The following year was more of an impromptu show in Safier’s backyard in Redondo. But after that, they made it official, and for many years after Dylanfest was held in Hill’s backyard in Torrance.

“And then it got a little bigger so we moved it to Anthony’s in El Segundo for seven years,” Hill said. “After they closed down, we started doing it in parks wherever we could. And for the last four years we’ve been at St. Anthony School in El Segundo.”

This year, the 23rd Annual Dylan Fest will be at the Torrance Cultural Arts Center on May 5.

And concert-goers sometimes still dress in costumes, challenging even the most avid fans to guess their obscure song references.

“It’s just so much fun,” Safier said.

In the early years of Dylanfest, many spectators would get up and join the band for a song or two. For fifteen years there was no set list. Now that their is an entry fee for the event, Hill and Safier make sure only professional musicians perform and there is a schedule.

And there is no lack of professional musicians appearing at Dylanfest this year. Marty Rifkin, who has toured with Bruce Springsteen and played on Elton John albums, joins the band this year.

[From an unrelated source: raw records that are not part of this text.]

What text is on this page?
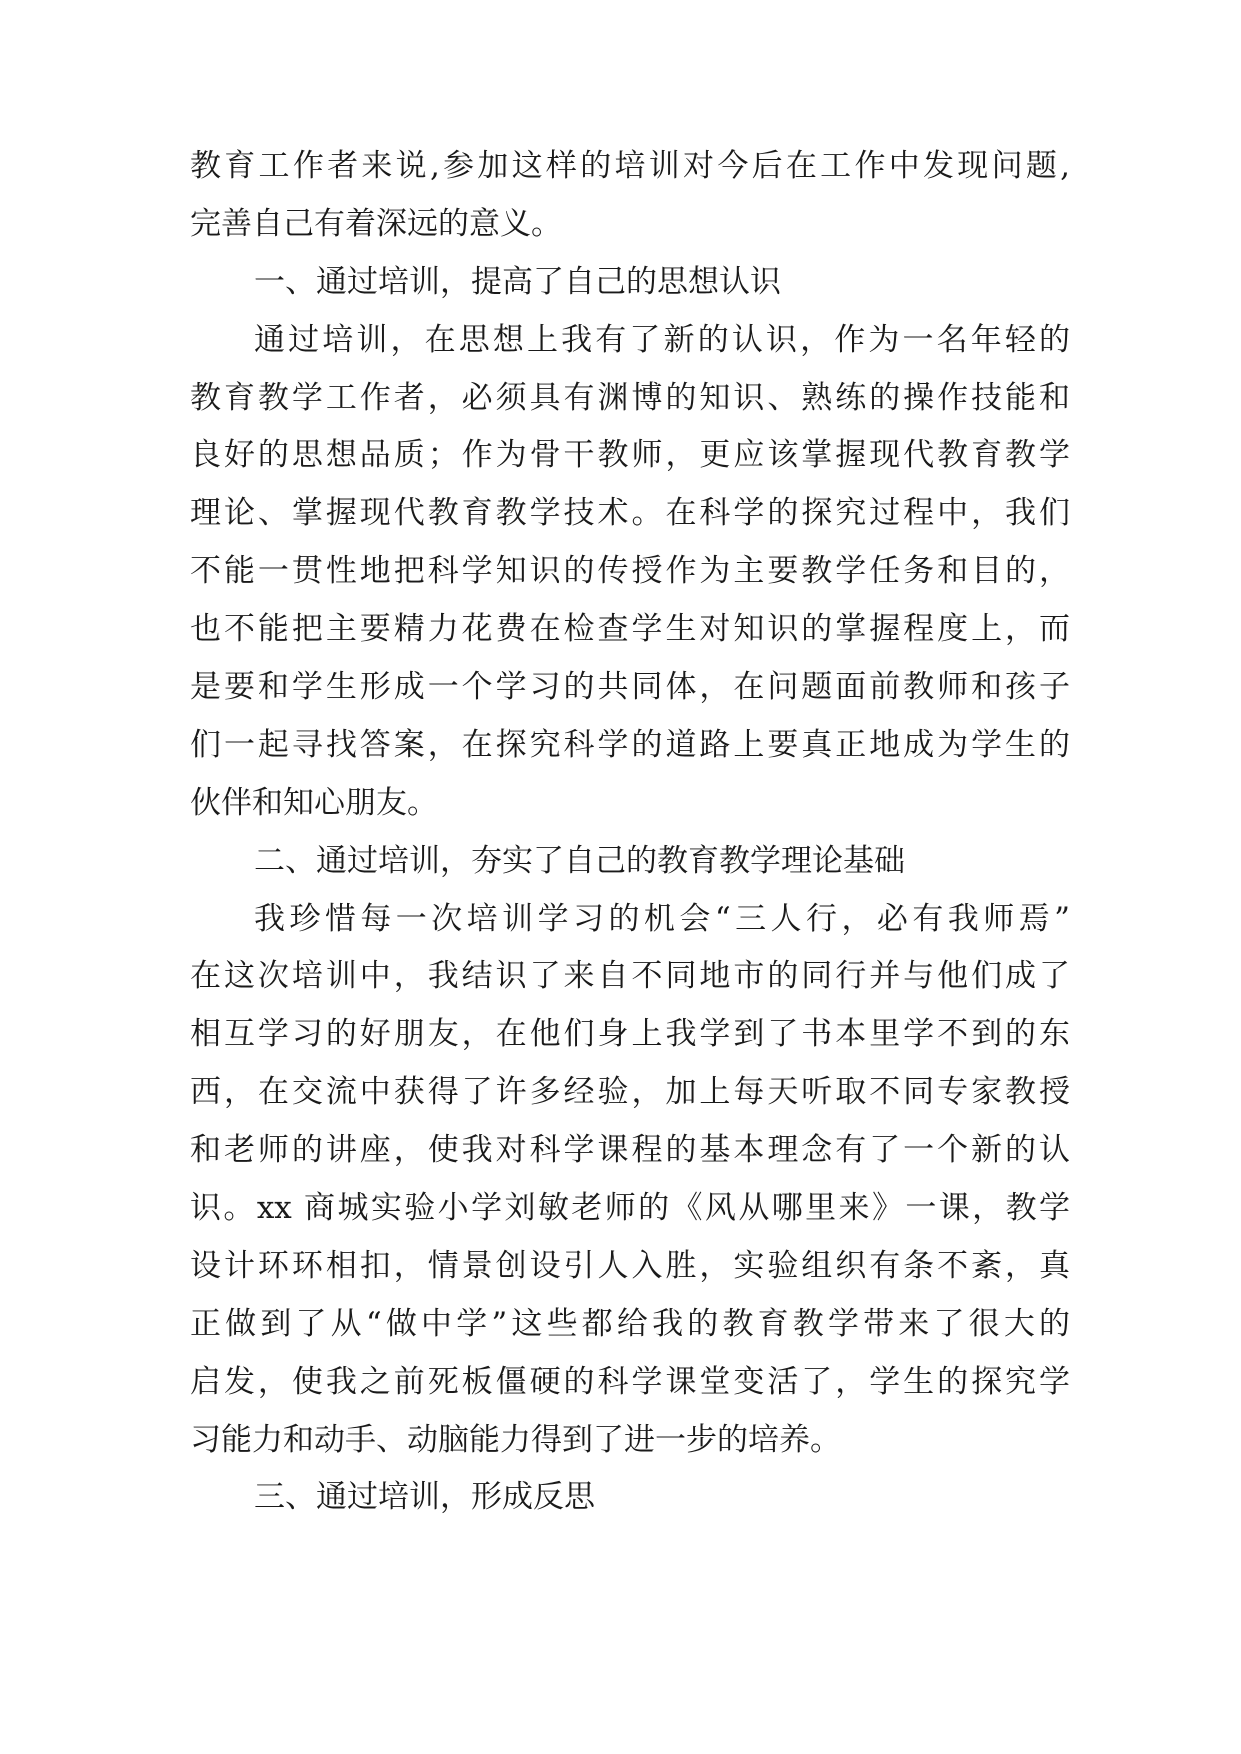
教育工作者来说,参加这样的培训对今后在工作中发现问题,
完善自己有着深远的意义。
一、通过培训，提高了自己的思想认识
通过培训，在思想上我有了新的认识，作为一名年轻的
教育教学工作者，必须具有渊博的知识、熟练的操作技能和
良好的思想品质；作为骨干教师，更应该掌握现代教育教学
理论、掌握现代教育教学技术。在科学的探究过程中，我们
不能一贯性地把科学知识的传授作为主要教学任务和目的，
也不能把主要精力花费在检查学生对知识的掌握程度上，而
是要和学生形成一个学习的共同体，在问题面前教师和孩子
们一起寻找答案，在探究科学的道路上要真正地成为学生的
伙伴和知心朋友。
二、通过培训，夯实了自己的教育教学理论基础
我珍惜每一次培训学习的机会“三人行，必有我师焉”
在这次培训中，我结识了来自不同地市的同行并与他们成了
相互学习的好朋友，在他们身上我学到了书本里学不到的东
西，在交流中获得了许多经验，加上每天听取不同专家教授
和老师的讲座，使我对科学课程的基本理念有了一个新的认
识。xx 商城实验小学刘敏老师的《风从哪里来》一课，教学
设计环环相扣，情景创设引人入胜，实验组织有条不紊，真
正做到了从“做中学”这些都给我的教育教学带来了很大的
启发，使我之前死板僵硬的科学课堂变活了，学生的探究学
习能力和动手、动脑能力得到了进一步的培养。
三、通过培训，形成反思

“He won country instrumentalist of the year in Los Angeles about 25 years in a row until he finally withdrew his name from the running,” Hill said.

Rifkin produced Hill and Safier’s most recent album, “Many Miles to Go.”

Chris Shiflett, guitarist for the Foo Fighters, will also join the line-up this year with his side project Dead Peasants. The festival will also feature a 13-year-old singing prodigy Veronica Pickard.

Memorable moments from past Dylanfests include a poignant performance of “With God on Our Side.” A close friend and client of Hill and Safier had a son who lost his legs in Afghanistan. Because of her son’s condition, she had to miss that year’s Dylanfest for the first time since its inception. Hill and Safier dedicated “With God on Our Side” to her family.

“That, for me, will define that song forever,” Hill said.

“The thing I see every year that really gets me,” Safier said, “is the number of people singing along to almost every song. And just the look of pure joy on their faces.”

The 23rd Annual Dylanfest will be held on May 5 from 12:30-8pm at the Torrance Cultural Arts Center, 3341 Civic Center Dr, Torrance. Tickets are $25 in advance, $30 at the door, and $10 for kids. Details and tickets at andyandrenee.com.